Die Botschafter Belgiens, Ungarns, der Niederlande und Portugals kritisierten zudem am vergangenen Dienstag im Nato-Rat, dass sich immer häufiger Länder aus verabredeten Projekten zurückziehen. Dieser Trend zur einer Finanzierung "à la carte" sei "mit den Prinzipien der Allianz nicht vereinbar". AGS ist das gemeinsame Nato-Projekt zur unbemannten Luftaufklärung, bei dem die Aufklärungsdrohne "Global Hawk" eingesetzt werden soll. Der deutsche Anteil beträgt 483 Millionen Euro.

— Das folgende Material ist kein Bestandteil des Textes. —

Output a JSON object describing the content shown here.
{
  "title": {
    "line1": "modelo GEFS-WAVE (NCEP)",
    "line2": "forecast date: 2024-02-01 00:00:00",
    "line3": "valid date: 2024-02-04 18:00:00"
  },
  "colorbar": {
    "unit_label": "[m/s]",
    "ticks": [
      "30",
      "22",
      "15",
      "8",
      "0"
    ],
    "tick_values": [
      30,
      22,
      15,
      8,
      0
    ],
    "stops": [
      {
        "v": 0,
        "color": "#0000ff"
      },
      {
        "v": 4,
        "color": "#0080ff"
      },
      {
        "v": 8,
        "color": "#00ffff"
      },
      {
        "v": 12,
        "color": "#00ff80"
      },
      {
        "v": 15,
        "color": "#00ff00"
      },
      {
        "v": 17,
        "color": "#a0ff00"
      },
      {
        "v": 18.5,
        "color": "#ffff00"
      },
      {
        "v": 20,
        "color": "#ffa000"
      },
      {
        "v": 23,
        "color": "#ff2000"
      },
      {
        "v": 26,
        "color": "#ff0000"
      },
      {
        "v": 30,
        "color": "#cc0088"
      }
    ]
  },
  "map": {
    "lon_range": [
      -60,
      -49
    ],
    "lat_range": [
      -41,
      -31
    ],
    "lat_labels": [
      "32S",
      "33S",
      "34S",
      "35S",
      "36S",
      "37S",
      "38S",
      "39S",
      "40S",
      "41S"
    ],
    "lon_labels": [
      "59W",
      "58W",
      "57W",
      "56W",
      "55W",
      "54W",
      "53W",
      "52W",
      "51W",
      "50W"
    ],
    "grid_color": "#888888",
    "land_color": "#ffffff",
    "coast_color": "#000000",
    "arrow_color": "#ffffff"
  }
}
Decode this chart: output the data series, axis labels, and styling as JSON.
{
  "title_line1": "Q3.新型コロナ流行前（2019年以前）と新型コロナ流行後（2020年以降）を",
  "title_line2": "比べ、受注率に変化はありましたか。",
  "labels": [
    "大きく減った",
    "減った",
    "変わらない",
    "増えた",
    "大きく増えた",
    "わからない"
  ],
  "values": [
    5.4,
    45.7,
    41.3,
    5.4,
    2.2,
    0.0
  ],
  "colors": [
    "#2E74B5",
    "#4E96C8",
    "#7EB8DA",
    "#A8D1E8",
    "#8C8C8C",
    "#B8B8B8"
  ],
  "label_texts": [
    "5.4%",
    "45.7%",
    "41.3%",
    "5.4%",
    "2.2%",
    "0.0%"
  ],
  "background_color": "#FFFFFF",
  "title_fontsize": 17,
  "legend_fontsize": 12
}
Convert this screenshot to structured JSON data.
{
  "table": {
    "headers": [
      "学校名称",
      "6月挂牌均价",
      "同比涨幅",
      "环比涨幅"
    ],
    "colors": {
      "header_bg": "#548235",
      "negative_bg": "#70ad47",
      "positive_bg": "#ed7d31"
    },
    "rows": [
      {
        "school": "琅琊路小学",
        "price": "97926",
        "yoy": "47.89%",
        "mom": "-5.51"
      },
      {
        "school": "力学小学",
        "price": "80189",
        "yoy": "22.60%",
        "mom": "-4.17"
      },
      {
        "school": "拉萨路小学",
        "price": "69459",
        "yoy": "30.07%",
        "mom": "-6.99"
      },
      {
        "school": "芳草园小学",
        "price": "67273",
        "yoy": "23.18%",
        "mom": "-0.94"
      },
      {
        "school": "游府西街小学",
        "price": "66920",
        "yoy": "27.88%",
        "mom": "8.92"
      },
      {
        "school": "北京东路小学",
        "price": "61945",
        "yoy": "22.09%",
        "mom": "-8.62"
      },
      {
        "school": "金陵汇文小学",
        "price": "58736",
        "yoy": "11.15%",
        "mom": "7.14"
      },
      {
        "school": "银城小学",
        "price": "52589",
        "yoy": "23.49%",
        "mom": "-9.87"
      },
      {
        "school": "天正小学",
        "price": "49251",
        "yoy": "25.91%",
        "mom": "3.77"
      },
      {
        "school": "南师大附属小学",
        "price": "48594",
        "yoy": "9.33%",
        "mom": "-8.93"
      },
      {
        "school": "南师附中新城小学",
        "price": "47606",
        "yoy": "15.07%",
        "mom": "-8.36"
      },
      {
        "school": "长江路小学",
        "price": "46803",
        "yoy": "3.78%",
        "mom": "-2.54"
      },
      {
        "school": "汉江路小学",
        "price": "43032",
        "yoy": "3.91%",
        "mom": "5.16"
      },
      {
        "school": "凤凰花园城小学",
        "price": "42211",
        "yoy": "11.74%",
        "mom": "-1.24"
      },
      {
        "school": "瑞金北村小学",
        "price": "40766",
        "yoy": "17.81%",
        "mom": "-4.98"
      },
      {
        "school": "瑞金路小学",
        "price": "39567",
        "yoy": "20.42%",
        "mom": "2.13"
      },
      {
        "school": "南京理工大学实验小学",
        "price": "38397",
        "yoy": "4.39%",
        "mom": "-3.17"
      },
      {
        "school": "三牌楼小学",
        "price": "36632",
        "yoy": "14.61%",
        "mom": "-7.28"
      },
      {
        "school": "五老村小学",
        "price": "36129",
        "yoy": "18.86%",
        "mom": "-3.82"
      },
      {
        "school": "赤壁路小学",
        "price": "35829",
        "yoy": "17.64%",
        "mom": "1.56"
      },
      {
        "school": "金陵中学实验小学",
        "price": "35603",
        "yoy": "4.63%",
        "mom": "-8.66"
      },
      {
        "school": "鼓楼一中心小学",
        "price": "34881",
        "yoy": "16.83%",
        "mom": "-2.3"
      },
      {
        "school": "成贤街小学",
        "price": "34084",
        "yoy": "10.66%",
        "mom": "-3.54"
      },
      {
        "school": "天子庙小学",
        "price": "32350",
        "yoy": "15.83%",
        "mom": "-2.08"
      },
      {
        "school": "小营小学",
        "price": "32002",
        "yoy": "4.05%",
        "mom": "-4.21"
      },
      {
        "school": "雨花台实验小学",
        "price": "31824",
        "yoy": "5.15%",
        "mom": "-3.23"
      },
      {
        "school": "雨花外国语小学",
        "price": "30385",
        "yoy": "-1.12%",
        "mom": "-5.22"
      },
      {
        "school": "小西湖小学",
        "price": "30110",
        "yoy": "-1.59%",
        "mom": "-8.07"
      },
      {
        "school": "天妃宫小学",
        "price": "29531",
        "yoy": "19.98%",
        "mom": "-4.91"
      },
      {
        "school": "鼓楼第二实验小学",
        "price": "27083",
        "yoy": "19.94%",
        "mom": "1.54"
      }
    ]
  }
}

Die Drohne "Global Hawk" wurde auf derselben Basis entwickelt wie das in Deutschland erprobte und an der fehlenden Zulassung gescheiterte Modell "Euro Hawk".

Erst am vergangenen Freitag hatte sich Verteidigungsminister Thomas de Maizière in Berlin optimistisch zur Zukunft des AGS-Projekts geäußert. Auswirkungen des "Euro Hawk"-Debakels auf AGS seien "nicht zu erwarten", heißt es in einem Papier des Verteidigungsministeriums.